Context: In December 2023, 10x Genomics filed with the Unified Patent Court’s (UPC) Dusseldorf Local Division a request for a preliminary injunction against Curio Bioscience.
What’s new: Today the Dusseldorf Local Division has entered an injunction over one of the two patent claims over which 10x requested it (official English translation of the order (PDF); original German decision (PDF)). On this occasion, the court also clarified the legal standard with respect to the rebuttable presumption of patent ownership, purposes stated in the claim language, what a patentee is and is not expected to do to file PI requests on a timely basis, and the provision of security for costs.
Direct impact: The defendant will presumably appeal.
Wider ramifications: This PI decision contributes to the development of UPC case law in multiple respects, provided that the UPC Court of Appeal gets to hear and decide the matter.
From the Munich Local Division, 10x Genomics obtained a PI against NanoString last year that was overturned on appeal.
The Dusseldorf injunction that issued today is based on claim 14 (a product claim) of EP2697391 on a “method and product for localised or spatial detection of nucleic acid in a tissue sample.” 10x also asserted claim 1 (a method claim), but Curio fended off that allegation of indirect infringement. The PI applies in Germany, France and Sweden and is enforceable against collateral amounting to €2 million.
Presiding Judge Ronny Thomas of the Dusseldorf LD also acted as rapporteur, and was joined on the panel by Judges Bérénice Thom, András Kupecz (in this case, chosen for his legal qualifications, though he is also technically qualified), and technically qualified judge Dr. Martin Schmidt. The plaintiff is represented by Bardehle Pagenberg’s Professor Dr. Tilman Mueller-Stoy (“Müller-Stoy” in German), Dr. Martin Drews and patent attorney Dr. Axel Berger, and the defendant by Carpmaels’ Agathe Michel-de Cazotte.
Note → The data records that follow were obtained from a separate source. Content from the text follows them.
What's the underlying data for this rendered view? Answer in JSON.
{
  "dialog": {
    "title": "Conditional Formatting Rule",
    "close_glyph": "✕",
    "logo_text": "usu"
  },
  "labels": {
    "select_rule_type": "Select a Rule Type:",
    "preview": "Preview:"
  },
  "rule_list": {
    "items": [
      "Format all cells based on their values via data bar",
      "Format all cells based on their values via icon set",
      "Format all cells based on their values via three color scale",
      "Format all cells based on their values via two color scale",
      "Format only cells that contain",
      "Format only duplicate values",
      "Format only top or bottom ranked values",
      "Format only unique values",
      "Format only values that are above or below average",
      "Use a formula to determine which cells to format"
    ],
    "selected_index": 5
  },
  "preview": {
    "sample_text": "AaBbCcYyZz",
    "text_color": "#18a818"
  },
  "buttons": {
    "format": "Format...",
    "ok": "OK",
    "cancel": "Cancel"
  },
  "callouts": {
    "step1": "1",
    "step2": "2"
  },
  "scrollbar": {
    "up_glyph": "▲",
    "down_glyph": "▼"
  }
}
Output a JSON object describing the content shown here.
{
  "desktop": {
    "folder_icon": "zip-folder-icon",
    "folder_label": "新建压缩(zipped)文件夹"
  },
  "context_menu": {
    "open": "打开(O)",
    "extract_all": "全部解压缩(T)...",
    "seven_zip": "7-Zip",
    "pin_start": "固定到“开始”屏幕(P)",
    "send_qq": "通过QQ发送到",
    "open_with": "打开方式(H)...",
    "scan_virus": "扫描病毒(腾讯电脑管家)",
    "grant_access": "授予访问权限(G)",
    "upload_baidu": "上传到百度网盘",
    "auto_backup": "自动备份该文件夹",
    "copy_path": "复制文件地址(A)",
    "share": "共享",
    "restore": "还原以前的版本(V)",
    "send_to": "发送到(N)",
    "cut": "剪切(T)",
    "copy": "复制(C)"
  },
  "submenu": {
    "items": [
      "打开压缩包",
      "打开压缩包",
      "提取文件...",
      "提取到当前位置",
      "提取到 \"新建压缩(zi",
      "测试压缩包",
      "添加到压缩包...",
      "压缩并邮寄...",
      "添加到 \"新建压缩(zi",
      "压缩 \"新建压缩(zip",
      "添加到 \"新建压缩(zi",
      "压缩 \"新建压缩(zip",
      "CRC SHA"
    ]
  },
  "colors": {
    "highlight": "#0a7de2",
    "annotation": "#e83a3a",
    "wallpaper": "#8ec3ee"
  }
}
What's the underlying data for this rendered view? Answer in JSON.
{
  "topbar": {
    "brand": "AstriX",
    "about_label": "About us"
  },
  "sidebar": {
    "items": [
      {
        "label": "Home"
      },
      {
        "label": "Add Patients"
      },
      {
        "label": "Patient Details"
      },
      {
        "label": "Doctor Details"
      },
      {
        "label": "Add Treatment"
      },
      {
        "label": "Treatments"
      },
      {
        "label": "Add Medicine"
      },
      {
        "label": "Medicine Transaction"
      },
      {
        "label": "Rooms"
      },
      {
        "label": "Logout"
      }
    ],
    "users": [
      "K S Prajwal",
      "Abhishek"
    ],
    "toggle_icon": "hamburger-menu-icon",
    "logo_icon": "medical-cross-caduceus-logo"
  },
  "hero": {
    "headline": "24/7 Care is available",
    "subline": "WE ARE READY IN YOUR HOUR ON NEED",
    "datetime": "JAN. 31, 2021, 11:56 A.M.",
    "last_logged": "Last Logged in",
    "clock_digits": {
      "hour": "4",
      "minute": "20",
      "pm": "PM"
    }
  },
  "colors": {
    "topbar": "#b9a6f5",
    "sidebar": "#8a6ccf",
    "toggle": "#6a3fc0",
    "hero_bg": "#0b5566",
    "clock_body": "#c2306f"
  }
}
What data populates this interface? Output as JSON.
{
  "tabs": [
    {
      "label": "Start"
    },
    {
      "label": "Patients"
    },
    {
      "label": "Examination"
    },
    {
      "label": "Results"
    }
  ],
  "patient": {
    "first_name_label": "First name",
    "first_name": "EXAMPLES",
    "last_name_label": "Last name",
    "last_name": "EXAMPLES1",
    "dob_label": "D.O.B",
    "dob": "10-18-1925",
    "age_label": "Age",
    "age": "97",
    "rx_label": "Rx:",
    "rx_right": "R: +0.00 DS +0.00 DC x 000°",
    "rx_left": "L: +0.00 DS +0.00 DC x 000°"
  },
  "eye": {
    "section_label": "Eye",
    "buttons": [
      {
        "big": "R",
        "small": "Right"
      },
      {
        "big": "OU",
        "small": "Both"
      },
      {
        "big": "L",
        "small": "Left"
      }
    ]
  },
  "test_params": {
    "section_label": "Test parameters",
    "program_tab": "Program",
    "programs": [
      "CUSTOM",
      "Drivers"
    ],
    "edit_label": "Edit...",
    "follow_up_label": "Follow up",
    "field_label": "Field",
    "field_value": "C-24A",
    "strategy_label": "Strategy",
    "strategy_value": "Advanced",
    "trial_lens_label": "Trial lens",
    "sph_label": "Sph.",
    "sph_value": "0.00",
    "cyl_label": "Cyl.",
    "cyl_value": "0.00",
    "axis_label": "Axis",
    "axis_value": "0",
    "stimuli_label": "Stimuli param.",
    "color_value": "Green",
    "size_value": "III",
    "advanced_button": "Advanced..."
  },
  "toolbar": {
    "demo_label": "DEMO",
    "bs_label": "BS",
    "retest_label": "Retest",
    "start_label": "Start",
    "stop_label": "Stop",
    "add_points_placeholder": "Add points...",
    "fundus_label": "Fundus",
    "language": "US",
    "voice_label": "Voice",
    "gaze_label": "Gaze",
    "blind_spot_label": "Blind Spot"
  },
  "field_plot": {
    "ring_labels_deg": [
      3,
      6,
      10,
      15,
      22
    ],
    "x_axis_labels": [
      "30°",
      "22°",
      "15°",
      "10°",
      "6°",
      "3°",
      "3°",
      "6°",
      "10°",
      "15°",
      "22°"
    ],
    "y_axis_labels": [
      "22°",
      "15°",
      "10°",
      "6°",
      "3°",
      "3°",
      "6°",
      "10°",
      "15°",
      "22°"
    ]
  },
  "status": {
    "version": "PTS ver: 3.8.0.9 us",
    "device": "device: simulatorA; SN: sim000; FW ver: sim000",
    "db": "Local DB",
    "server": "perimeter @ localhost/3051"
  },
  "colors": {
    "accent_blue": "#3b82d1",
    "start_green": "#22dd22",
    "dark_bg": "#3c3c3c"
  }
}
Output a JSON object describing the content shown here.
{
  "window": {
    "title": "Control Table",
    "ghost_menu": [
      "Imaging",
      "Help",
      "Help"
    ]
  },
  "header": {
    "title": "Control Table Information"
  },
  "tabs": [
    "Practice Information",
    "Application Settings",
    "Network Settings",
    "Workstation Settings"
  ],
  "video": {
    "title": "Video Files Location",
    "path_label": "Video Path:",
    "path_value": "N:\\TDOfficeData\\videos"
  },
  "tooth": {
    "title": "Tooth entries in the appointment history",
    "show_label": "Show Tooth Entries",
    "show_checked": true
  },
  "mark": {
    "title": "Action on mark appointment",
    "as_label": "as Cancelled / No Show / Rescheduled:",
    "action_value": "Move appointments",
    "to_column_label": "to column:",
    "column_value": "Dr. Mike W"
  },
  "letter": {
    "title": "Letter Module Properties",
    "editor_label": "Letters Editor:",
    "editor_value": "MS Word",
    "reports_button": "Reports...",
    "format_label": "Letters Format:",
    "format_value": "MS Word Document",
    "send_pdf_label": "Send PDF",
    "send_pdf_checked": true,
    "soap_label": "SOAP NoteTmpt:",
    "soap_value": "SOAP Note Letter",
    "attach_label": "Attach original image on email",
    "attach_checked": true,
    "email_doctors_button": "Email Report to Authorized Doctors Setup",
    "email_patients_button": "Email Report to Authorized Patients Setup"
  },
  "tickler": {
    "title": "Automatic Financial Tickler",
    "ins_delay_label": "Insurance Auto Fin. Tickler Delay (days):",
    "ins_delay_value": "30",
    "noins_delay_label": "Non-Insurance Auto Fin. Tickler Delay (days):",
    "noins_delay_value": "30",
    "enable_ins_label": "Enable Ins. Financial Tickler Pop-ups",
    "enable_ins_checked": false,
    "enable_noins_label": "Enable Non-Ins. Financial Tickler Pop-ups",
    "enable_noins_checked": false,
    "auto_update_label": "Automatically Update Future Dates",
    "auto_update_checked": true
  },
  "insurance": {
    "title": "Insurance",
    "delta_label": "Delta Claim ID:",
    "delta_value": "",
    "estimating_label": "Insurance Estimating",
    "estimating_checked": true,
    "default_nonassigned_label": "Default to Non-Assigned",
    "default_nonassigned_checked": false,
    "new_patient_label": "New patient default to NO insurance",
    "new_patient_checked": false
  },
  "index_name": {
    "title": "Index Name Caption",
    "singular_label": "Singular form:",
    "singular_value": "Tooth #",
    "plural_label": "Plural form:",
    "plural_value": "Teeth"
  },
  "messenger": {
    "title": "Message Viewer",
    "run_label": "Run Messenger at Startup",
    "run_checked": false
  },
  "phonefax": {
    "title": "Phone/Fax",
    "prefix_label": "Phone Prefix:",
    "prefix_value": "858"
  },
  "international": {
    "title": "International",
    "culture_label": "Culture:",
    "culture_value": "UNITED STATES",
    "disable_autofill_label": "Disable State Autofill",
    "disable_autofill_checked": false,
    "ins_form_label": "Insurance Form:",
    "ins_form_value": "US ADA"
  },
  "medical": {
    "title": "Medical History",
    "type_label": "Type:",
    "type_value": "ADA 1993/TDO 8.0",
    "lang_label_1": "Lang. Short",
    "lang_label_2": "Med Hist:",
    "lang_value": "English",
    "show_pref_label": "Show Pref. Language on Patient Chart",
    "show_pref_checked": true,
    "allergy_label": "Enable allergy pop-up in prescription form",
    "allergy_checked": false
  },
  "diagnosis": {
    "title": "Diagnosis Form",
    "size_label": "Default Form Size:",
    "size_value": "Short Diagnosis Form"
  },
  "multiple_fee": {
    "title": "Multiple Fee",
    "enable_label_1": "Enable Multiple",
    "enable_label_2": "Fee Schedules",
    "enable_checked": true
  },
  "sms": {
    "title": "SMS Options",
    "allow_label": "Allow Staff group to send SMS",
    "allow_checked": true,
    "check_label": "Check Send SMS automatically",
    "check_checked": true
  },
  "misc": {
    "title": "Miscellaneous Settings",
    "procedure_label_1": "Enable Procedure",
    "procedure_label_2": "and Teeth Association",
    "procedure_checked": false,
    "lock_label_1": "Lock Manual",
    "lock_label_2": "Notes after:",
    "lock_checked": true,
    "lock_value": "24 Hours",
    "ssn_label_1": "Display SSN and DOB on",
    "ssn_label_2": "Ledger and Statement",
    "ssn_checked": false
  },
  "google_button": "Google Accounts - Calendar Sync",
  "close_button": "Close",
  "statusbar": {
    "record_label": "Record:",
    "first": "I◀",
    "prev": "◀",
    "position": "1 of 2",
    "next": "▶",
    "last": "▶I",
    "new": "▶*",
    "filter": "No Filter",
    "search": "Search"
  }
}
Both parties are headquartered in the United States.
With respect to the prerequisite certainty of the patent-in-suit being valid, the Dusseldorf LD reiterates the previously-known “more likely (to be valid) than not” standard for patents that have not been battle-tested yet. The UPC presently appears to be a PI-friendlier forum than German national courts.
Here’s a quick summary of the guidance provided by the court in the form of headnotes (syllabus):
- The plaintiff just has to show that it’s listed as the holder of the relevant patent in the relevant national patent registers (an EPO-granted patent is registered on a country-by-country basis) in order to enjoy a legal presumption. The defendant can try to rebut that presumption, bearing the burden of proof.
- “If a patent claim contains stated purposes, these usually serve to improve understanding of the invention. As a rule, they have the indirect effect of defining the subject matter protected by the patent in such a way that it must not only fulfil the spatial-physical features, but must also be designed to be usable for the purpose stated in the patent claim.” In other words, stating purposes in a patent claim means that on top of showing that an accused product embodies all claim limitations, the accused product also has to be suitable to any purposes stated in the claim or there is no infringement. That was key to the court’s assessment that the defendant probably does not infringe claim 1.
- With a view to the urgency requirement, a moving party has to act reasonably swiftly when it becomes aware of an infringement, but is under no obligation to systematically monitor the entire market. Negligent ignorance or willful blindness can be deemed equivalent to actual knowledge, but in the present case the court is not convinced that the defendant made it sufficiently clear to the patentee that an infringement was ongoing or imminent.
- Security for costs can go both ways, but “[i]n urgent proceedings, there is neither scope nor (with regard to R. 211.1(d) RoP) a need for the (analogous) application of the provision, given the urgent nature of such proceedings.”
The Dusseldorf LD has provided useful clarification of its perspective, but some of these questions require guidance from the appeals court.